In order for one of Rachel’s goals to be achievable a care plan will need to be put into place. The one I have picked will be to make sure the patient will be safely prepared for theatre both physically and psychologically. I feel this one would be the most important because the operation that Rachel will have, will alter her body image and I want to make sure Rachel is fully prepared. The continuing care of Rachel is an ongoing process and for goals to be accomplished then I must update her care plan and identify all issues and problems.

A copy of Rachel’s assessment and care plan is attached in the appendix at the back of this essay. In order for the process of planning to be ‘realistic’ I will try to avoid setting a goal that is too difficult for the patient to achieve. The patient may become, discouraged, depressed, and apathetic if she is unable to achieve an expected outcome. This is why I have made sure that the blood pressure, pulse, temperature, respiratory rate and Rachel’s dressing checks are performed at the same time so they are more likely to be carried out.

If they were to be performed separately on Rachel, then there is a high possibility that either one of the observations or dressing checks maybe missed or forgotten. Not many of these goals would work that effectively unless they were time orientated. So I will put them into three groups which are short term goals, mid term goals and long term goals. Having these three different time groups ensures that there is a clear time divide to when the goals are expected to be worked on and completed. The short-term goals I have chosen for Rachel’s care plan are to take place before she goes to theatre for her bilateral breast reduction.

These are to make sure she will be nil by mouth, prepare her for theatre both physically and psychologically and to confirm that she knows what is going to happen to her before, after and during operation. This is of great importance to Rachel, as she is required to sign a consent form which is a legal document stating that she knows and understands what is going to happen and why, and that she is happy and consented for treatment to go ahead. Results from several research studies have shown that information given to, and understood by, patients prior to operations and investigations can help to reduce anxiety and aid recovery. J. Boore, Prescription for Recovery, 1978. ) I thought that Rachel’s mid term goals could be set for her after theatre in which they will include observations of her temperature, pulse, blood pressure, her respiratory rate and her dressing checks using the time frame already given. The long term goals best suited for Rachel will be for her discharge a week after surgery, also for her to attend an out patients clinic so her dressing and staples can be removed.

A long term goal is usually spoken in terms similar to those in which the problem is expressed; whilst the short term goals are expressed as observable and measurable signs that can be used to evaluate the extent which the long term goal is being achieved. (C. Newton, The Roper – Logan – Tierney, Model in Action 1991) In conclusion I have found that by using the SMART principle in the planning process, and the 12 activities of living by Roper, Logan and Tierney (Roper, N et al 2001) in the initial assessment, it has been very helping in guiding me towards what I think will be an achievable goal to planning Rachel’s care.

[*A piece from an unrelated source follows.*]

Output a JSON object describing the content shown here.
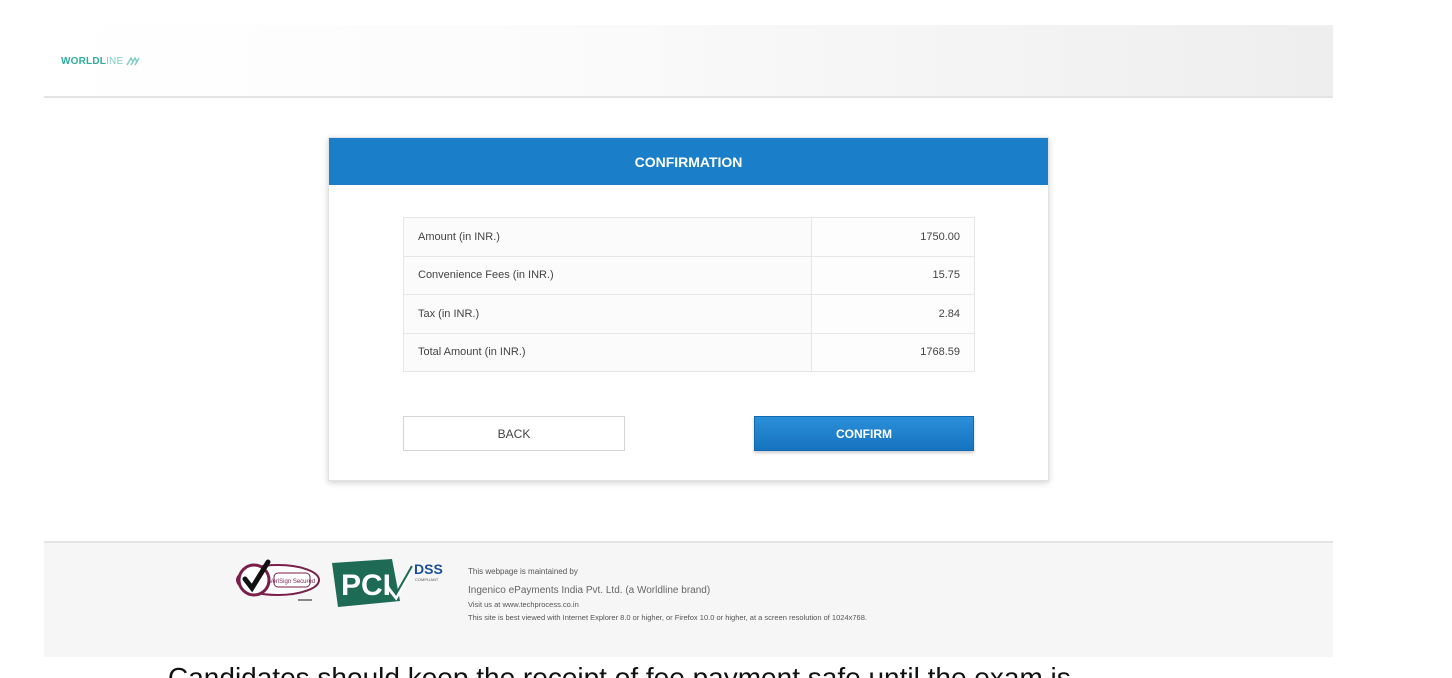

I have addressed all my patients needs regarding planning out the best possible care, I feel that I have used the SMART criteria effectively during this essay when addressing Rachel’s needs. I have learned from this planning essay that I could not have achieved the goals that I set out to accomplish on my own without the help and advice that I will accept from other members of the multidisciplinary team and they will help me achieve my last goal, the discharge of Rachel.

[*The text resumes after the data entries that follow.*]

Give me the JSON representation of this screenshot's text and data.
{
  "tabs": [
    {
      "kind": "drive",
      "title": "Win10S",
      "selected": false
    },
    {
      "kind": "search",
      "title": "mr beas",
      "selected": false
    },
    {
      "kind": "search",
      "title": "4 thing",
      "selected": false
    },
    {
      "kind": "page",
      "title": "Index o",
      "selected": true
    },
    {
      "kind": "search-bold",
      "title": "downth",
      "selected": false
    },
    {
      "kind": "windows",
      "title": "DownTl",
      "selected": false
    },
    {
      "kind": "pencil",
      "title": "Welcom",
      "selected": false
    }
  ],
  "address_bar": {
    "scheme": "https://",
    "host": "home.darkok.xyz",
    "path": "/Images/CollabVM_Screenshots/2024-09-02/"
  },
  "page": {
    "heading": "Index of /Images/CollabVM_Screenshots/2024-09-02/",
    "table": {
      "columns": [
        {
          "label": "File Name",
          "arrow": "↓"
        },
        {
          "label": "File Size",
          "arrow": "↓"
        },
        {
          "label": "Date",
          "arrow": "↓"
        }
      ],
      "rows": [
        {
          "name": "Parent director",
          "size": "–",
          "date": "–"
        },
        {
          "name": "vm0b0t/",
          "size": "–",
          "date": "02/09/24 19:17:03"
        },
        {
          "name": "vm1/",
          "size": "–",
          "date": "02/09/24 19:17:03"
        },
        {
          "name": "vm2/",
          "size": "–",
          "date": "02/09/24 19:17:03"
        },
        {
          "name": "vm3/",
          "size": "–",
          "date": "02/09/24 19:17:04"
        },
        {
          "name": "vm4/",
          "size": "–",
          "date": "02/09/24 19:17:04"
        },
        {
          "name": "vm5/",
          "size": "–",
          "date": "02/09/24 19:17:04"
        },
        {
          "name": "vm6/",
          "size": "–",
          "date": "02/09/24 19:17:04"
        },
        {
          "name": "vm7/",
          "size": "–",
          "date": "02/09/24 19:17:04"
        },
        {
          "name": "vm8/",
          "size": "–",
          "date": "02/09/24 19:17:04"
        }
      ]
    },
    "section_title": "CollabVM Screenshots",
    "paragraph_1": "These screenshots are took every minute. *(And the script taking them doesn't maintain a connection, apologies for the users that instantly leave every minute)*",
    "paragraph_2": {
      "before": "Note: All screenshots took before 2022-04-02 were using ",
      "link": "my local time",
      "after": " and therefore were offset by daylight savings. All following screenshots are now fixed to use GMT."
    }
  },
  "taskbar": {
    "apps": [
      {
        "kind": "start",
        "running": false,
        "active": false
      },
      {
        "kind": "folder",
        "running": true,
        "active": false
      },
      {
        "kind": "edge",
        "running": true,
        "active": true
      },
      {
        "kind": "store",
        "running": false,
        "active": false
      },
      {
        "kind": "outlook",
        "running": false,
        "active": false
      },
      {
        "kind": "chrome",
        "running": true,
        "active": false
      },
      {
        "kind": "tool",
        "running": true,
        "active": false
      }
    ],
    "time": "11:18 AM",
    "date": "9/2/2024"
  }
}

When Rachel is ready to be discharged from the ward I will advise her that if she has any problems after her reduction, that she should contact her local GP or the National Health Service help line as they could give her advice on any questions or queries that she may come across. I feel that I have involved Rachel in as much of her own care as possible, and believe that this will help her effectively achieve her goals set and speed her recovery after operation.